A Igreja foi submetida a uma sistemática obra de divisão, primeiro conheceu a prisão domiciliar, depois o encarceramento. Ele foi obrigado (1923) a uma mensagem de total apoio ao poder soviético e escapou de um atentado devido à generosidade de seu secretário que se colocou diante dele e foi morto. Mas ele não assinou uma carta condenando o clero da emigração. Esta saiu no dia seguinte à sua morte (7 de abril de 1924) com sua assinatura falsa.
Kirill arriscaria menos que seu antecessor que ainda hoje é citado como exemplo de liberdade e fé cristã. Diante do enorme risco para a Rússia, cuja estabilidade e paz são importantes para todos, e para a Europa, é preciso encontrar um equilíbrio de paz para que um conflito que ameaça, segundo o secretário-geral da OTAN (Jens Stoltenberg) continuar por anos. Sem comparar culpas e razões, sem ignorar os valores fundadores dos Estados Unidos, a enxurrada de vítimas e riscos para todos invocam a prioridade absoluta de “parar” (Papa Francisco).
Kirill, que construiu a ideologia do Russkij mir (mundo russo) fornecendo a Putin o quadro visionário para um novo império "soviético", tem alguns antivírus em seu acompanhamento familiar e pessoal com relação a derivas imperiais. A história de Vladimir Michajlovič Gundjaev (nome civil de Kirill) é menos banal do que se pensa. Filho e neto de padres que conheceram os gulags stalinistas, Kirill foi ordenado aos 22 anos, depois de apenas três anos no seminário de Leningrado.
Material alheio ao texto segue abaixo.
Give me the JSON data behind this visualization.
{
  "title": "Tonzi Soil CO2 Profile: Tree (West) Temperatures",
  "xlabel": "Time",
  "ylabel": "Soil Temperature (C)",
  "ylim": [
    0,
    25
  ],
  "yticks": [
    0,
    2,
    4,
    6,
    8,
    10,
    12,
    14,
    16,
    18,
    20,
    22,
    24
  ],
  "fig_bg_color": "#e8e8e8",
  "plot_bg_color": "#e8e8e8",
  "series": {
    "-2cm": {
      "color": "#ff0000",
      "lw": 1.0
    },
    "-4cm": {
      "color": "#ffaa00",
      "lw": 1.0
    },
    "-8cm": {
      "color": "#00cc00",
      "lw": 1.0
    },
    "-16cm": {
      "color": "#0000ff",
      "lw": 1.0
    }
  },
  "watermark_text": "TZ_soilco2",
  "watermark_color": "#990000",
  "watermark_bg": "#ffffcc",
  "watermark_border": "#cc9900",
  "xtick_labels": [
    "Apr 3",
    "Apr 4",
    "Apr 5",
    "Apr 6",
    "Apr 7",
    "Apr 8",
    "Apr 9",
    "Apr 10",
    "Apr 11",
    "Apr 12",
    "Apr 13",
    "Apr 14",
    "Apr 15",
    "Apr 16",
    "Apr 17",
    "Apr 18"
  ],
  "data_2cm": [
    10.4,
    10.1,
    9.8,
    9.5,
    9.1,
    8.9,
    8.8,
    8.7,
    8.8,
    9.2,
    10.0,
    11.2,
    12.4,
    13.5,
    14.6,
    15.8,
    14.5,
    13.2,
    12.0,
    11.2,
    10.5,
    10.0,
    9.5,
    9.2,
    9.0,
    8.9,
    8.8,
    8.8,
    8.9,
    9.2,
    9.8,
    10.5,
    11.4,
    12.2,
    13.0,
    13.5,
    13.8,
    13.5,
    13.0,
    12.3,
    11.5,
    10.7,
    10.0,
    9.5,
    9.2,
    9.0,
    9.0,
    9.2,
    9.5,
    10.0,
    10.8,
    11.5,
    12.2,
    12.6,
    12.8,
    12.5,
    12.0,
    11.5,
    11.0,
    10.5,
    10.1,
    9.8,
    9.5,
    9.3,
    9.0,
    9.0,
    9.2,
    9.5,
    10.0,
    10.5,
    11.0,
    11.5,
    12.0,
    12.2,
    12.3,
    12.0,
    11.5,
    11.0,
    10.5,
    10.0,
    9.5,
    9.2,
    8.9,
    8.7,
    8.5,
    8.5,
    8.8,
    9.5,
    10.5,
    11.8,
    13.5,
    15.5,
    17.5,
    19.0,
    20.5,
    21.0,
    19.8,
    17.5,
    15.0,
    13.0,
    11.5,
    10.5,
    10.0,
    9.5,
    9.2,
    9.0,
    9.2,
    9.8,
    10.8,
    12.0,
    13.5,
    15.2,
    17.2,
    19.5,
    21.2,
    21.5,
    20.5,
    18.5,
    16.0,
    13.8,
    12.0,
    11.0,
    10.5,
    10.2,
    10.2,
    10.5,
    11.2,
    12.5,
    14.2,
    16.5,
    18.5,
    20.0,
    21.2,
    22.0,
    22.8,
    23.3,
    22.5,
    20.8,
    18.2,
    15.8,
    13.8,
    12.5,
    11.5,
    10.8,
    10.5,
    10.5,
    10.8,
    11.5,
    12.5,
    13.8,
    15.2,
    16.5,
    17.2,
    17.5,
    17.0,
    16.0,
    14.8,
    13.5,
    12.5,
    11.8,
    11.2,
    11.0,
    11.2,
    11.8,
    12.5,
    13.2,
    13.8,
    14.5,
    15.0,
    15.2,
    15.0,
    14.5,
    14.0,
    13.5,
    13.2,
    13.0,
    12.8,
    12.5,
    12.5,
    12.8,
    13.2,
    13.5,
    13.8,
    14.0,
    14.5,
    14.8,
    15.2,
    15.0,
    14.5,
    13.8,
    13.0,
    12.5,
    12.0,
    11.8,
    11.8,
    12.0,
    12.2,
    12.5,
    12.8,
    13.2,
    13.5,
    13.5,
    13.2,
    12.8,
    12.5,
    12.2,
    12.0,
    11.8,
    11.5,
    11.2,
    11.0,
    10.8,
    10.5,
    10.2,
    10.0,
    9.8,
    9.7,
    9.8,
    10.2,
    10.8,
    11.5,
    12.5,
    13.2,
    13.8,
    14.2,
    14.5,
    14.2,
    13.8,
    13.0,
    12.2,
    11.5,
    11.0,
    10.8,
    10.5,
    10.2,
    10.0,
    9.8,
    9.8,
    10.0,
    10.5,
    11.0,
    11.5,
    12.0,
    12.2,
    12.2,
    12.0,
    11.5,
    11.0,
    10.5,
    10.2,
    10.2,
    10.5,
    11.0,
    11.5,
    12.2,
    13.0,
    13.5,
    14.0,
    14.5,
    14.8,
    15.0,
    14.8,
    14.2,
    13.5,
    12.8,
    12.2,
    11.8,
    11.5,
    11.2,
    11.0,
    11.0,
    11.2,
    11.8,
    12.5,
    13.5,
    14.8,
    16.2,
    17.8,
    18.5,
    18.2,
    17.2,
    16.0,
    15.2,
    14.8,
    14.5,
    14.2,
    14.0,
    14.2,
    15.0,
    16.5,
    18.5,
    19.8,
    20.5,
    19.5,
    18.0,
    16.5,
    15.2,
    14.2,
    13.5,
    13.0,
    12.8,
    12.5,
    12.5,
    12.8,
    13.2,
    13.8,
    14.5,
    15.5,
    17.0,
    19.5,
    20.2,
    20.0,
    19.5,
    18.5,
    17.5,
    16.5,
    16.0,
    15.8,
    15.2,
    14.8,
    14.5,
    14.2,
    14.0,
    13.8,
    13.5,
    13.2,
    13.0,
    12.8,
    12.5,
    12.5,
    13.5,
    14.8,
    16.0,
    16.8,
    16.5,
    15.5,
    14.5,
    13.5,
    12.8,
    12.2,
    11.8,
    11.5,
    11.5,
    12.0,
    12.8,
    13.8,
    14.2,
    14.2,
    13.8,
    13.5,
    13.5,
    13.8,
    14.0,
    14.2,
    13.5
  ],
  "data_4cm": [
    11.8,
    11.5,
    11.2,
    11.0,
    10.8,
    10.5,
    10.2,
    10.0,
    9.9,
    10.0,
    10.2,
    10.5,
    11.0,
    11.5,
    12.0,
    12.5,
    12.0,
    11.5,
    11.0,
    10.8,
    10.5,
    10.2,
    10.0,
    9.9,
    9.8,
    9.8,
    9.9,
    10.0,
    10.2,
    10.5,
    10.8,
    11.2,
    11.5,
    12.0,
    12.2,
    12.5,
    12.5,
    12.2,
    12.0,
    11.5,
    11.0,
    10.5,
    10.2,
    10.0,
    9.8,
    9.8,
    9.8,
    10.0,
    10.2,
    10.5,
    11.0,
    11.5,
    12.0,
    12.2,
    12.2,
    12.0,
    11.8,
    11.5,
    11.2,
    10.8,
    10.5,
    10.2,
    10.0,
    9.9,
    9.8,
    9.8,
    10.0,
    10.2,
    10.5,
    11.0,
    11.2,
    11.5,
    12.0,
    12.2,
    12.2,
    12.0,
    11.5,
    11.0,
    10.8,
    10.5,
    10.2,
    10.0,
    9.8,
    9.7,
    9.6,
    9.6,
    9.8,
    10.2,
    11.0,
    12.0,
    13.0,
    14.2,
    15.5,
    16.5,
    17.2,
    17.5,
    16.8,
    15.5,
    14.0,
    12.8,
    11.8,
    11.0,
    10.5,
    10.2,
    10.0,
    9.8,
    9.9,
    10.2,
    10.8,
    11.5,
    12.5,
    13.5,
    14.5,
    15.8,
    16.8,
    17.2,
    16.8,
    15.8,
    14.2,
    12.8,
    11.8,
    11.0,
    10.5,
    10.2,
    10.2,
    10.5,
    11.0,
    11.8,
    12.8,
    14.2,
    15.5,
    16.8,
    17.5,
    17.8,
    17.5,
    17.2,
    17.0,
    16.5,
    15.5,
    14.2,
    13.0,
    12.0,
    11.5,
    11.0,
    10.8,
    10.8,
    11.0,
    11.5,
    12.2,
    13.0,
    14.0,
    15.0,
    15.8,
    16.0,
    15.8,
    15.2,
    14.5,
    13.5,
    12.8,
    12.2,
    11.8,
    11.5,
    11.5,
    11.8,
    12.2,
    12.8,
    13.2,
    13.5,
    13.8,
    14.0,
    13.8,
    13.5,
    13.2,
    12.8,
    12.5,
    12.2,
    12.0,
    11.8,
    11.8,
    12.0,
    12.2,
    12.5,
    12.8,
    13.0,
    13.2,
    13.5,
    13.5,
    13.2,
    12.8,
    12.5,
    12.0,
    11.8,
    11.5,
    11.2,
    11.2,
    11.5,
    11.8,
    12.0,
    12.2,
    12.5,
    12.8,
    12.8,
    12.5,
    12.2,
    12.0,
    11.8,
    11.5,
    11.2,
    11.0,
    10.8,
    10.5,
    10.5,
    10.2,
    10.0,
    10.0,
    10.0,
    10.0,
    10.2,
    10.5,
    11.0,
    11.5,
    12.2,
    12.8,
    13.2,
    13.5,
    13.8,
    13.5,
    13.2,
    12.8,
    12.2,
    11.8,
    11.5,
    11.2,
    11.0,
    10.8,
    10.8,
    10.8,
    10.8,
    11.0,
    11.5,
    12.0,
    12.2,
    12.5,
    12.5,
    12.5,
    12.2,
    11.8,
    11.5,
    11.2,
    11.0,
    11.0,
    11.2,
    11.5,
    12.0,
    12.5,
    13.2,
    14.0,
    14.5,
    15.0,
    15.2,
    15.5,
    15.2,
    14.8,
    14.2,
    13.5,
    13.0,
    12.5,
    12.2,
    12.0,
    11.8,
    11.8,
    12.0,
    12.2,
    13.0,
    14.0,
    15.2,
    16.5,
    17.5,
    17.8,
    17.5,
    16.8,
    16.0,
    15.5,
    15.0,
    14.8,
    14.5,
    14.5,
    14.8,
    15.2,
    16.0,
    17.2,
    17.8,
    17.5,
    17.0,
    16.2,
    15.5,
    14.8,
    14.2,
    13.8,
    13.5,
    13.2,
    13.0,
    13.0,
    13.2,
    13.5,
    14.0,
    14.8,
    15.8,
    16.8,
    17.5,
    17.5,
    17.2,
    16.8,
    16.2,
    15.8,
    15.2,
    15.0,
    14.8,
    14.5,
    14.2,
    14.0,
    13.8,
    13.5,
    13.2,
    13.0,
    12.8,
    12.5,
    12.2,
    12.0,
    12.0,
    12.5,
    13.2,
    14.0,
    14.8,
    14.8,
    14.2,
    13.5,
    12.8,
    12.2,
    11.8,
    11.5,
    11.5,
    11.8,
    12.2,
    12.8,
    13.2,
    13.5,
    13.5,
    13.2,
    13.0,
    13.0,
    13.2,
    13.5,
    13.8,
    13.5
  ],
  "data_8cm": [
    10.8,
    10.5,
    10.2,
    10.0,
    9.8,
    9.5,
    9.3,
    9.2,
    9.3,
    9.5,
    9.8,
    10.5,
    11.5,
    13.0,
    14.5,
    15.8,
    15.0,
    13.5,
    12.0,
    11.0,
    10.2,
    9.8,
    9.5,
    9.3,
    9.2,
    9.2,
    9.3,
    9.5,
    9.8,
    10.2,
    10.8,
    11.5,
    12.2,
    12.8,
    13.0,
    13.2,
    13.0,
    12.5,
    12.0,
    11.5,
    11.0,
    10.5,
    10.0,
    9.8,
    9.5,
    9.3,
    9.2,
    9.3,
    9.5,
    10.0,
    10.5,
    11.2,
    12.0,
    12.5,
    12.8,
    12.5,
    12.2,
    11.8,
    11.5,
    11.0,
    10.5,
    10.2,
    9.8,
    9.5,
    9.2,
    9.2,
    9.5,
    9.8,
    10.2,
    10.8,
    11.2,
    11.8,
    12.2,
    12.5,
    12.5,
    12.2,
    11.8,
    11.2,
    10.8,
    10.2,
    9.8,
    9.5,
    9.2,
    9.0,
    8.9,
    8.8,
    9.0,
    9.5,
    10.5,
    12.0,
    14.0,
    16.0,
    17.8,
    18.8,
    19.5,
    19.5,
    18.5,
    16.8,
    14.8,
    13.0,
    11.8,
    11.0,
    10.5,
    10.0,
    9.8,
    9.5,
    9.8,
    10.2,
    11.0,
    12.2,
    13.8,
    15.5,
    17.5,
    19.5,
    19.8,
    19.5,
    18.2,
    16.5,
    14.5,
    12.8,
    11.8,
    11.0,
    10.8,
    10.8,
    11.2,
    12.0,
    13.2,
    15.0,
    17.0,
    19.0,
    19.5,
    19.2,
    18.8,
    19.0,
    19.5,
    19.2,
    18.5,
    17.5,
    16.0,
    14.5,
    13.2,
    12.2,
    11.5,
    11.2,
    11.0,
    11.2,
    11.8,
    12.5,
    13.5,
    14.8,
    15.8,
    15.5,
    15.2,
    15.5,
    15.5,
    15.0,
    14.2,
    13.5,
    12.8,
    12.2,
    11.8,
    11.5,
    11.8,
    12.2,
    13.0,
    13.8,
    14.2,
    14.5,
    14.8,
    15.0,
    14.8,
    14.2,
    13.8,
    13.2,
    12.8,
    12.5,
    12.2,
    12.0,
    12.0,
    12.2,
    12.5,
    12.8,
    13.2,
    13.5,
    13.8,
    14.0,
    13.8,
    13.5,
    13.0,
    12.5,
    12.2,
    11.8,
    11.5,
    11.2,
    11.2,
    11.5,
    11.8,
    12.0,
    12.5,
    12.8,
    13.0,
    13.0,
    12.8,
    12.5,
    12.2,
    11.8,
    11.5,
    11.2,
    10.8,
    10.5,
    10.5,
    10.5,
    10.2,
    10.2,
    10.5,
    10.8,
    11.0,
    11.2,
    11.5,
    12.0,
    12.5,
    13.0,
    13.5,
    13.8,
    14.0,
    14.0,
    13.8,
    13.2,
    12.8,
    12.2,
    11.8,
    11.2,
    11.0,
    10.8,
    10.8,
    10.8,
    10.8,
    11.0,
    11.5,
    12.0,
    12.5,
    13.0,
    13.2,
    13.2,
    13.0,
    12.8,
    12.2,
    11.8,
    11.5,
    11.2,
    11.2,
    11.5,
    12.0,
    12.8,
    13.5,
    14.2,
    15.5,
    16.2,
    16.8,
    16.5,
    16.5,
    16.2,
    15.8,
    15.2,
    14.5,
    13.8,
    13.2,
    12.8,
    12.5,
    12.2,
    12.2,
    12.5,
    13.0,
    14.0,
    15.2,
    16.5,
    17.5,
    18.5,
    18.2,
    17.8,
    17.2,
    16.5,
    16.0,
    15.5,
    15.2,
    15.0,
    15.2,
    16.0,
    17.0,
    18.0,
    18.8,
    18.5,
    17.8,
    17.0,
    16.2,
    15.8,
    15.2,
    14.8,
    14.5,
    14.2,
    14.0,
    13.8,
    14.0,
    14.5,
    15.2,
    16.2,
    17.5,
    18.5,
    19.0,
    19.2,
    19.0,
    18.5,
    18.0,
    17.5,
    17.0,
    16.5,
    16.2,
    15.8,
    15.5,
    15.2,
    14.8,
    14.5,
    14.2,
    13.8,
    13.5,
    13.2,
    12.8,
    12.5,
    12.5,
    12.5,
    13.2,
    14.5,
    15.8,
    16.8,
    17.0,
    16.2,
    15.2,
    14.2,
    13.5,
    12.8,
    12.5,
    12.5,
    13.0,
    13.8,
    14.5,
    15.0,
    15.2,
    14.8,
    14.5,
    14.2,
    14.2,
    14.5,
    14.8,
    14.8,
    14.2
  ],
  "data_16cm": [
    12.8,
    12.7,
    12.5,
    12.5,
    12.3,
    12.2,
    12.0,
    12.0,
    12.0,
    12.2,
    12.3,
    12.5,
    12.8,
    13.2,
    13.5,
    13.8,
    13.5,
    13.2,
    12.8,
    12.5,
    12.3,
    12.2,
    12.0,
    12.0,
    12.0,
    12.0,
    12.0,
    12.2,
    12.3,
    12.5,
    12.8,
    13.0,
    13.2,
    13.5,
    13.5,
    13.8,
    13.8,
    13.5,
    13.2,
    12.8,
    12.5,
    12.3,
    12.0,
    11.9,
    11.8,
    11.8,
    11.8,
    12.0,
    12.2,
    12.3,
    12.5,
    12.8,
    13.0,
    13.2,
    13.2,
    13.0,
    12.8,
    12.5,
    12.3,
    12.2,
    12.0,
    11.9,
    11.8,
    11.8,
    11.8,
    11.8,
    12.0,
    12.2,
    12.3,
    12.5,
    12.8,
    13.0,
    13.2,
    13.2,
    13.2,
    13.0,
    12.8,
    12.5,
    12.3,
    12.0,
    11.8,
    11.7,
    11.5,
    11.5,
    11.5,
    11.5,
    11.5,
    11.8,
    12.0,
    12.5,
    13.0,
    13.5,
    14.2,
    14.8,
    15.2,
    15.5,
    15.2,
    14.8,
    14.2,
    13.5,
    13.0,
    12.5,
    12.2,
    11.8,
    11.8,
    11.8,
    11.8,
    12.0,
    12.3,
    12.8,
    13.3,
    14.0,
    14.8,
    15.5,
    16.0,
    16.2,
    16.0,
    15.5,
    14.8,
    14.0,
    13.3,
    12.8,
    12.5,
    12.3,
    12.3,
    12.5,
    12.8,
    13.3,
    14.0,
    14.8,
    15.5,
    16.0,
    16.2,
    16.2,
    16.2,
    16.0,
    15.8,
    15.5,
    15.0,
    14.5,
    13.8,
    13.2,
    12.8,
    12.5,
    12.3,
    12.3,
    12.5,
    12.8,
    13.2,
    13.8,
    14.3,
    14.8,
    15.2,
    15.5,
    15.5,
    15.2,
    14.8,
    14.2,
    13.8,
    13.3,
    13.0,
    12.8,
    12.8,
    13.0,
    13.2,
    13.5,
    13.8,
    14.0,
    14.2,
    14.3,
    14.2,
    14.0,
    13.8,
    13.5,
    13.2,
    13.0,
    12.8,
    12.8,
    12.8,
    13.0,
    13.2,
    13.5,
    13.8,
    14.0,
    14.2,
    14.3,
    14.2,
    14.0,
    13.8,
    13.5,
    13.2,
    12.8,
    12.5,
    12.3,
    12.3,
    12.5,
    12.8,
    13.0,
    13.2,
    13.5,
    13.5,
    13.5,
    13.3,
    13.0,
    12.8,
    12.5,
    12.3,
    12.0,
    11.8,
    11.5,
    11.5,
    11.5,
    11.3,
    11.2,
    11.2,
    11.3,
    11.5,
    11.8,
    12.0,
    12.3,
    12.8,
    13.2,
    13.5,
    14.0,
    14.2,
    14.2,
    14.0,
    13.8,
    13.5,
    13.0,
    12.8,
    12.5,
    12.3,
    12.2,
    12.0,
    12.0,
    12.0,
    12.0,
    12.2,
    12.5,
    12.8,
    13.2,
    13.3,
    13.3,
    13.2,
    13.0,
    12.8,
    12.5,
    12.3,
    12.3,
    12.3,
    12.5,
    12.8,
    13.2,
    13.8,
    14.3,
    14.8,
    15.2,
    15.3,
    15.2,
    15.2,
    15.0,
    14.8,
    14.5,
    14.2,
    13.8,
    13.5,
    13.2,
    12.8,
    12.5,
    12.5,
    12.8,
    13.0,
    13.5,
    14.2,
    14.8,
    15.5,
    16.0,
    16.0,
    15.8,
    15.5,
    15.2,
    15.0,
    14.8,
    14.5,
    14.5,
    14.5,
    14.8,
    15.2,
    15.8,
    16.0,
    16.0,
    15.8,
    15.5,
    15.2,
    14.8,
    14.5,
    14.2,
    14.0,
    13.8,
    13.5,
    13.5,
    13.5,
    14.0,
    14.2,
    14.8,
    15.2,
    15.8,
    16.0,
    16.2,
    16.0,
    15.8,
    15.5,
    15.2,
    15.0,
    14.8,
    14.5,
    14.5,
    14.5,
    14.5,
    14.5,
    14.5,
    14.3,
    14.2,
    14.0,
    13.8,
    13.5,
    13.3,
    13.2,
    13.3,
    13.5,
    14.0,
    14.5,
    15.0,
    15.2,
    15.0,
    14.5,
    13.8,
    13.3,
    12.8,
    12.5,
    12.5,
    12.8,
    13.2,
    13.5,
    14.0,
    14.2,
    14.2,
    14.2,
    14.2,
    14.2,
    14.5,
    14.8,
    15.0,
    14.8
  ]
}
Aos 25 anos, ele era o representante do patriarca de Moscou no Conselho Ecumênico de Igrejas. Descobriu o Ocidente e foi considerado "pró-ocidental" na época de sua eleição ao patriarcado (2009). Um dos textos magistrais de referência (Os fundamentos do pensamento social da Igreja Ortodoxa Russa), inspirado por ele e aprovado pelo concílio dos bispos em 2000, considera necessária a oposição da Igreja "à condução de uma guerra civil ou ao início de uma guerra de agressão contra estados estrangeiros" (cap. 3, n. 8). Se o conflito é entre povos "irmãos", cai-se no primeiro caso, se é entre Estados, cai-se no segundo.
E no cap. 2, não. 4, lemos que a Igreja é obrigada a "ficar ao lado da vítima de uma aberta agressão". Mesmo em um documento que amplia e enfatiza os deveres para com a pátria e sua defesa não faltam elementos para um distanciamento crítico das atuais operações de guerra.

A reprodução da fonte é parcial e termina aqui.